So the answer to your question is yes, it may be a defense pursuant to Rule 45(c)(3)(B)(i), "disclosing a trade secret or other confidential research, development, or commercial information," and possibly others.
The key here is that you would need to timely file a Motion to Quash and/or Motion to Modify within a very short period of time after being noticed. I would suggest that you consult a local attorney as soon as possible to discuss these issues.
If you were, in fact, never served with a subpoena, that could be another potential defense. However, it's extremely risky to simply ignore the Notice of the 2004 Examination on those grounds, as your case could simply be dismissed.
1) I want to say yes, but I don't see anything in the Code explicitly stating that petitioning creditors are parties. Let me find something more concrete for you.
2) If an Order was issued, the petitioning creditor will likely be held in contempt for failing to appear at the 2004 Examination.
Typically, the Debtor would have needed to file some kind of Motion for an Order to be entered. Was there anything like that filed?
The Code uses the term "entity" in lieu of "party." An "entity" includes person, estate, trust, governmental unit, and United States trustee.
(a) Examination on Motion. On motion of any party in interest, the court may order the examination of any entity.
(c) Compelling Attendance and Production of Documentary Evidence. The attendance of an entity for examination and for the production of documents, whether the examination is to be conducted within or without the district in which the case is pending, may be compelled as provided in Rule 9016 [Federal Rule of Civil Procedure 45] for the attendance of a witness at a hearing or trial...

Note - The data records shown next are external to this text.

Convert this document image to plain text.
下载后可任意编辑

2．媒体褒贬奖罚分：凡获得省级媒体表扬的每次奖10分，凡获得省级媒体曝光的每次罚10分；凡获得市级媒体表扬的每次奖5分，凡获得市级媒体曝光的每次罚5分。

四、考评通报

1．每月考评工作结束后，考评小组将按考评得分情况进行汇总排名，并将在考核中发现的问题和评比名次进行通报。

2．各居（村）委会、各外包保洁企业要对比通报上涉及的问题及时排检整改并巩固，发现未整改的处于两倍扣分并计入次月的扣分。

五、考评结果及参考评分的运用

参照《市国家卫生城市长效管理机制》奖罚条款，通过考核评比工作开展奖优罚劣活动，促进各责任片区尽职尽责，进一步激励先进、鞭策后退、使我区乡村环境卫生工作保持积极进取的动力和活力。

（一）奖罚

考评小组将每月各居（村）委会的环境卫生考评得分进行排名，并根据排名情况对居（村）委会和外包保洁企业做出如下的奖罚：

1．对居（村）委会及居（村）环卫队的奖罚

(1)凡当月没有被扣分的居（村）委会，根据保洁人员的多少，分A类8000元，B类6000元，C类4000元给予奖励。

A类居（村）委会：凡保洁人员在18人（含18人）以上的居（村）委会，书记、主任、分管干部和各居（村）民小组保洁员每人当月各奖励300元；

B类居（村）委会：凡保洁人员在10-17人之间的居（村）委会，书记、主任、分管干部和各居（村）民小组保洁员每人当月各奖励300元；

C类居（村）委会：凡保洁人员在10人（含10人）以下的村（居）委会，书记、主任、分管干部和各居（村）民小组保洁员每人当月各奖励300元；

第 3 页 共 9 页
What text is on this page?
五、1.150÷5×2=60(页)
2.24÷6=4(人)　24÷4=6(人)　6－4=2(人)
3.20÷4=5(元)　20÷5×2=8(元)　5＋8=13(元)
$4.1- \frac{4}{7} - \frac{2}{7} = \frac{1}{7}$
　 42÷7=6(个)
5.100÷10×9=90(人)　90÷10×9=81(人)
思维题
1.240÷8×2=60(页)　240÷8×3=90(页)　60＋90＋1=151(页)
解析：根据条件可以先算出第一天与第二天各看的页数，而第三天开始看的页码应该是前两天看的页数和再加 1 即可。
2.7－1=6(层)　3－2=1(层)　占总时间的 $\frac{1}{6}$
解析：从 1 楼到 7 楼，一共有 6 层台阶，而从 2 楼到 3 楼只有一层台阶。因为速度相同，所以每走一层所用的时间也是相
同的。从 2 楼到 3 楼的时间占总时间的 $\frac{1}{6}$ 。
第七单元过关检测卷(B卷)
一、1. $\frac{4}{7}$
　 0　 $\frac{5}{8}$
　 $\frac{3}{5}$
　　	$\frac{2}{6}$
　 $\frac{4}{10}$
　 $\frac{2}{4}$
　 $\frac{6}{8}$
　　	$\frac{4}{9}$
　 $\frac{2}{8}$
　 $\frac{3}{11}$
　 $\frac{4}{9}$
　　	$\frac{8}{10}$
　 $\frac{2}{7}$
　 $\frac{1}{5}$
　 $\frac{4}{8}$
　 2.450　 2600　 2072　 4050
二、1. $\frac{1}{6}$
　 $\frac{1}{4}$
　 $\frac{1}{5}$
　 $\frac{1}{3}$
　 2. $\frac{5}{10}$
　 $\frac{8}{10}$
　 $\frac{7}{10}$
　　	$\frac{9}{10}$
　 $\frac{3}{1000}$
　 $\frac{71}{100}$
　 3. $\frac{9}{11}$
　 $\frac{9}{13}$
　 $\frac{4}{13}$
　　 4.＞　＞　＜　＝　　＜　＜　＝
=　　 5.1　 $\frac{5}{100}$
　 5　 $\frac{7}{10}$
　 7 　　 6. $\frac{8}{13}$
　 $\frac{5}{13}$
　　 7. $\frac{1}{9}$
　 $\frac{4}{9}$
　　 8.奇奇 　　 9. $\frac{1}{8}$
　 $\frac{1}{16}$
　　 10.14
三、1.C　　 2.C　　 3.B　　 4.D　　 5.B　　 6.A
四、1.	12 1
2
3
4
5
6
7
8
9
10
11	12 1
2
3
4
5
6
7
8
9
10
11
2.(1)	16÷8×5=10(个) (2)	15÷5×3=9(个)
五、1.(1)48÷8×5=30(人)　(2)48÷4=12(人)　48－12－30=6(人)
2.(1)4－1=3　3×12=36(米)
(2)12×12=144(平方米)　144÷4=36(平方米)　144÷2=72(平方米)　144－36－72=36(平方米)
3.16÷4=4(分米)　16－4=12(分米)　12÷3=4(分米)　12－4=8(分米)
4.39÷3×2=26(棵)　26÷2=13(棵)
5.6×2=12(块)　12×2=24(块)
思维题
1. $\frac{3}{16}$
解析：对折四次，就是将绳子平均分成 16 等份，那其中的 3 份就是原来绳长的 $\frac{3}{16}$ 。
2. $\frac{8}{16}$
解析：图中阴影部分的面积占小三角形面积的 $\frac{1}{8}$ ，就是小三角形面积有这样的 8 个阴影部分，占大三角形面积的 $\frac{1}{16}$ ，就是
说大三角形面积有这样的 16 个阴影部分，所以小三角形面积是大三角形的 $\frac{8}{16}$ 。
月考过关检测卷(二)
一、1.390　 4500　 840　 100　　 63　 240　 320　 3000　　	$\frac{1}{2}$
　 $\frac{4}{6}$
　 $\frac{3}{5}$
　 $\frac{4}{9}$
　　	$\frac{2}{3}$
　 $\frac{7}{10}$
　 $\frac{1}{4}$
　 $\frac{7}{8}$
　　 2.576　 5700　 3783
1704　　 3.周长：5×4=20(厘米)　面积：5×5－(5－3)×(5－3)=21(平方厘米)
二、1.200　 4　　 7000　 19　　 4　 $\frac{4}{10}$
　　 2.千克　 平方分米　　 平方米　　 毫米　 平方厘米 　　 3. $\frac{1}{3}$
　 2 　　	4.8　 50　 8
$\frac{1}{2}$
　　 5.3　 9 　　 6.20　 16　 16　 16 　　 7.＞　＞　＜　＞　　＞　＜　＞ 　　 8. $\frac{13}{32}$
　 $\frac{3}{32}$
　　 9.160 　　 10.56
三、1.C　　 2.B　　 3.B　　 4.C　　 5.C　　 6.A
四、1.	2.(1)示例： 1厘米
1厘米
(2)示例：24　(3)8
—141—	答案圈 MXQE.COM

(e) Mileage. An entity other than a debtor shall not be required to attend as a witness unless lawful mileage and witness fee for one day's attendance shall be first tendered. If the debtor resides more than 100 miles from the place of examination when required to appear for an examination under this rule, the mileage allowed by law to a witness shall be tendered for any distance more than 100 miles from the debtor's residence at the date of the filing of the first petition commencing a case under the Code or the residence at the time the debtor is required to appear for the examination, whichever is the lesser.
Was the lawful mileage and witness fee for one day's attendance at the 2004 Exam already tendered? If not, that might be another potential defense.